Un gigante e la Sardegna, Bruno Alves da una parte e il Cagliari dall’altra: che avranno mai in comune? Niente all’apparenza, tantissimo nella realtà. Lui granitico, massiccio, roccioso: dall’aggressività che sfoggia in campo nessuno direbbe mai che nella vita di tutti i giorni è discreto e riservato, proprio come il popolo sardo. Timido e schivo: è difficile incontrarlo fuori dal campo, preferisce di gran lunga dedicarsi alla moglie Ruth e ai propri figli piuttosto che interagire coi social. Ma dategli il tempo di conoscervi e quando vi guadagnerete la sua fiducia diventerete quasi sacri per lui: per i compagni in campo si immolerebbe vivo, nel vero senso della parola. Generoso, fiero e affidabile poi, proprio come il classico abitante della Sardegna, col quale però condivide anche un piccolo difetto… Bruno Alves è un tantino suscettibile ed ha un rapporto non esattamente idilliaco col cartellino rosso: chiedere al malcapitato Harry Kane per averne conferma, quasi decapitato proprio dal portoghese.
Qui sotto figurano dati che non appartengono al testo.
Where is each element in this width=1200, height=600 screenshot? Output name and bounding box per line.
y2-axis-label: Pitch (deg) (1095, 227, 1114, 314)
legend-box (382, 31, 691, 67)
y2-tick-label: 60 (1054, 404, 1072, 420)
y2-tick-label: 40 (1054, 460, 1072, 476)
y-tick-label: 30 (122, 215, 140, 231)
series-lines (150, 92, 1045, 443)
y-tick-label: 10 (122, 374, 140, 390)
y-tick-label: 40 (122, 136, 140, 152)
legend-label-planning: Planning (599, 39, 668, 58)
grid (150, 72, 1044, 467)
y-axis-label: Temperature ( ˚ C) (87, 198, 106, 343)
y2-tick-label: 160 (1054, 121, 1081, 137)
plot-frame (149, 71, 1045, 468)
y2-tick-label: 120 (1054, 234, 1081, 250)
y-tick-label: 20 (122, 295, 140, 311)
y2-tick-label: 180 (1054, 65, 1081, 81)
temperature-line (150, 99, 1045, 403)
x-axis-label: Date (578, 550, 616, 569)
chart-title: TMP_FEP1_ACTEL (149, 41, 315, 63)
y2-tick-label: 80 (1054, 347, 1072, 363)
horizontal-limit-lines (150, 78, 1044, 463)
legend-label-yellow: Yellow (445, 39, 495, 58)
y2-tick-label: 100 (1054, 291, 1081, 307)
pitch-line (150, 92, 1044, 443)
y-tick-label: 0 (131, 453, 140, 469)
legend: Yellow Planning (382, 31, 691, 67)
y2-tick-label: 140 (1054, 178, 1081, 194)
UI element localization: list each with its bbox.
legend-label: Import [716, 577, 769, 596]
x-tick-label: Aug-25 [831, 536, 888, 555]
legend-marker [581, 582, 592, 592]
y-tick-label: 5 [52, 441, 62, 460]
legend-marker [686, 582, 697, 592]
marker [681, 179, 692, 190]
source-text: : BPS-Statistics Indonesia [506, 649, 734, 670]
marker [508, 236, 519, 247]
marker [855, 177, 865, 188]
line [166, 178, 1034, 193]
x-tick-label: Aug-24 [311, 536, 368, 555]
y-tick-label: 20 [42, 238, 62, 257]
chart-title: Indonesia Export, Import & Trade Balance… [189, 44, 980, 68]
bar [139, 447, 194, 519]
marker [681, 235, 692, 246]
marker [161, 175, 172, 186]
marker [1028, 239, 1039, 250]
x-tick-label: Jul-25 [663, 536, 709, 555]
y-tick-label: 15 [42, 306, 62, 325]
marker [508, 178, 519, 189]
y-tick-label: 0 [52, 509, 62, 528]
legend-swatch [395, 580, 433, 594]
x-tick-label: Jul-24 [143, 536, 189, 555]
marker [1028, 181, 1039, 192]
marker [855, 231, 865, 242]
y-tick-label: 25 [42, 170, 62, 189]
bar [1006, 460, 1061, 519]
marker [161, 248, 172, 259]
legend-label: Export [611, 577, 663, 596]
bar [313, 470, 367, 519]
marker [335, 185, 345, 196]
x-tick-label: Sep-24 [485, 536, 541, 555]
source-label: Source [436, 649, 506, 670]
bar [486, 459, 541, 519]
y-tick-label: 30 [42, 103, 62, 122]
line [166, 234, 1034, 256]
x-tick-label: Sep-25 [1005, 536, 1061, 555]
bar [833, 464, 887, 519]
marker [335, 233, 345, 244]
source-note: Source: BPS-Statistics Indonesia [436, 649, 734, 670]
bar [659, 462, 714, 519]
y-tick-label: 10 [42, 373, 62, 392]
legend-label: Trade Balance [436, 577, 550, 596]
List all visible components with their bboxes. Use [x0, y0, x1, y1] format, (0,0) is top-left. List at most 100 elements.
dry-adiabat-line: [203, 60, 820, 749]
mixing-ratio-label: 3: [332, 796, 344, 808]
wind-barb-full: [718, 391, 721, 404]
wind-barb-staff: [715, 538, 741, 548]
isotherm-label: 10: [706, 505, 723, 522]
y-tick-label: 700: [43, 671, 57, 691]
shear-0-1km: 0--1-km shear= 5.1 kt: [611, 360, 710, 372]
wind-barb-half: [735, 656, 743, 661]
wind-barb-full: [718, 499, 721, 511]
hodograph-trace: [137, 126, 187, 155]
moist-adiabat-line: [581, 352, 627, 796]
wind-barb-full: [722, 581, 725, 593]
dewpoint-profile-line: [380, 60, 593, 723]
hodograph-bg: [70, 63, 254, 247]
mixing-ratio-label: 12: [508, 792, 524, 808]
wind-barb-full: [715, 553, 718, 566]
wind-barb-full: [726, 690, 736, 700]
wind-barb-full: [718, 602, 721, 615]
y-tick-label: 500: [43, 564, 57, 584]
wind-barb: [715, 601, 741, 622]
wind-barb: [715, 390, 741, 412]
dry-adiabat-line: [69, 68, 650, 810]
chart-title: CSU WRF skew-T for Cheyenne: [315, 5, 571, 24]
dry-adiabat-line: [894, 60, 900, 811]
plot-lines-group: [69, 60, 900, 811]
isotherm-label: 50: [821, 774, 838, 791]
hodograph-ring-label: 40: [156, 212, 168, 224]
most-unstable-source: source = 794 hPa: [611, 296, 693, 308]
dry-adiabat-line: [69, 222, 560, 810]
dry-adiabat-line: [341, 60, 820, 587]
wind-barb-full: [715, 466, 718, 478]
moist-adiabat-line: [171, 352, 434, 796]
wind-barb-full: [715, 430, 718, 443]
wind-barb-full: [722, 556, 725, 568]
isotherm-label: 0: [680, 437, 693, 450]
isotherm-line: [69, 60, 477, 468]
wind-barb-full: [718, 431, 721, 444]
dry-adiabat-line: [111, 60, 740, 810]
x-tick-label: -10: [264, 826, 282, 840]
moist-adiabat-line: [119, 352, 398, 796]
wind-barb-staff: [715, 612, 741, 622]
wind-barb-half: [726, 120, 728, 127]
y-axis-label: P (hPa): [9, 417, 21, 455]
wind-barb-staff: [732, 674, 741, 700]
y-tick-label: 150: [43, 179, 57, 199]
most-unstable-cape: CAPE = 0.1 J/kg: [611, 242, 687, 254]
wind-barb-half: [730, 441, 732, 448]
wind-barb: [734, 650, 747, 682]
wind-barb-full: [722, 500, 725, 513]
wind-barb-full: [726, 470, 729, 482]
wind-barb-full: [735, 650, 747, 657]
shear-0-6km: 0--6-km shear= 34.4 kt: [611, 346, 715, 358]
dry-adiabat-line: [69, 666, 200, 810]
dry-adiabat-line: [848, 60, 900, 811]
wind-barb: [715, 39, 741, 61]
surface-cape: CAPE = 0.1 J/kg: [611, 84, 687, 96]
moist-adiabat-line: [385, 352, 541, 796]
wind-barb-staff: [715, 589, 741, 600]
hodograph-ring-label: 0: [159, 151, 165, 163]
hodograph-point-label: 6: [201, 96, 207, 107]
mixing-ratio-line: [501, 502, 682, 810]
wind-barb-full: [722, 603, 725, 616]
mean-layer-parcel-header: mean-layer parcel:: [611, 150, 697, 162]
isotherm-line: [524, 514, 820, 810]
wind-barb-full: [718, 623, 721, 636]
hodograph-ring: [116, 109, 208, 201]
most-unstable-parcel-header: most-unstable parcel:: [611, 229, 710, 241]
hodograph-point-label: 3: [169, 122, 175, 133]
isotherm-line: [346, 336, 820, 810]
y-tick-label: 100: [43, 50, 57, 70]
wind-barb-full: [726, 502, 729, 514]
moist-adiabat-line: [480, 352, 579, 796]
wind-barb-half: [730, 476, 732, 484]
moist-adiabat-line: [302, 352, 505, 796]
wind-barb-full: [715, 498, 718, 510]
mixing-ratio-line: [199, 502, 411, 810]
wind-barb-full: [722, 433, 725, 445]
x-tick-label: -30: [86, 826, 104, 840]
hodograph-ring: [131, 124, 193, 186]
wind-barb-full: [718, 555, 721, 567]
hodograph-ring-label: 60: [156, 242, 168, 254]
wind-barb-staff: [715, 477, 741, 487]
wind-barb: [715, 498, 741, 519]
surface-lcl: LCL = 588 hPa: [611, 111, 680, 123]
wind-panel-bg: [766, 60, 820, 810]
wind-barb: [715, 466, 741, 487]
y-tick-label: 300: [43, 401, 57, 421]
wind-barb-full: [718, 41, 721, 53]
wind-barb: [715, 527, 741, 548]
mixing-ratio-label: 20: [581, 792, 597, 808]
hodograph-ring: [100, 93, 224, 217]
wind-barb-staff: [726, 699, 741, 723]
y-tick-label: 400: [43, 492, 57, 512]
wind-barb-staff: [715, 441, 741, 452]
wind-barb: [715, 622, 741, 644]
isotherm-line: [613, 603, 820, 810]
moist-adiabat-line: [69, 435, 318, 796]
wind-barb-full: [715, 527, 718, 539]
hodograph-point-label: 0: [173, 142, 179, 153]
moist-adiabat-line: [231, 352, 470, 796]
Una pecca controbilanciata dal vizio del gol, soprattutto con la maglia del Portogallo: con 11 reti è il difensore più prolifico della storia della nazionale capitanata da CR7. A chi gli chiede di creste, doppi passi e colpi di tacco lui semplicemente preferisce rispondere “palla o gamba”. Chiaro, no? Il calcio che ama è quello vero, quello con cui è cresciuto grazie a papà Washington, anch’egli calciatore insieme agli zii Geraldo, Lincoln, Wilson e Giulio Cesare. Eh sì, probabilmente nonno Osvaldo aveva una predilezione per i nomi di presidenti ed imperatori… Ma non è finita qui, anche i due fratelli di Bruno sono giocatori professionisti: Julio, di undici anni in meno, nel Rio Ave e Geraldo (stesso nome dello zio), più grande di appena un anno, nell’Astra Giurgiu. Quest’ultimo poi ha avuto un ruolo fondamentale nella vita di Bruno Alves: un’infanzia condivisa col pallone tra i piedi, ma soprattutto tra botte e Playstation. “A Bruno piaceva stuzzicare”, ha affermato Geraldo stesso in un’intervista rassicurando però tutti: “Non c’è mai stato nulla di grave, solo due caratteri forti”.

Dopo le esperienze tra Porto, Vitoria Guimaraes, AEK Atene, Zenit e Besiktas, a 34 anni suonati avrebbe potuto definitivamente concludere la propria carriera, ma ad una più tranquilla “pensione” ha preferito di gran lunga una nuova sfida ed eccolo qui, a Cagliari senza pensarci due volte, con la Sardegna che si appresta ad accogliere il proprio gigante così diverso ma così simile al popolo sardo, soprattutto nell’aspirazione di vivere la prossima Serie A da protagonista.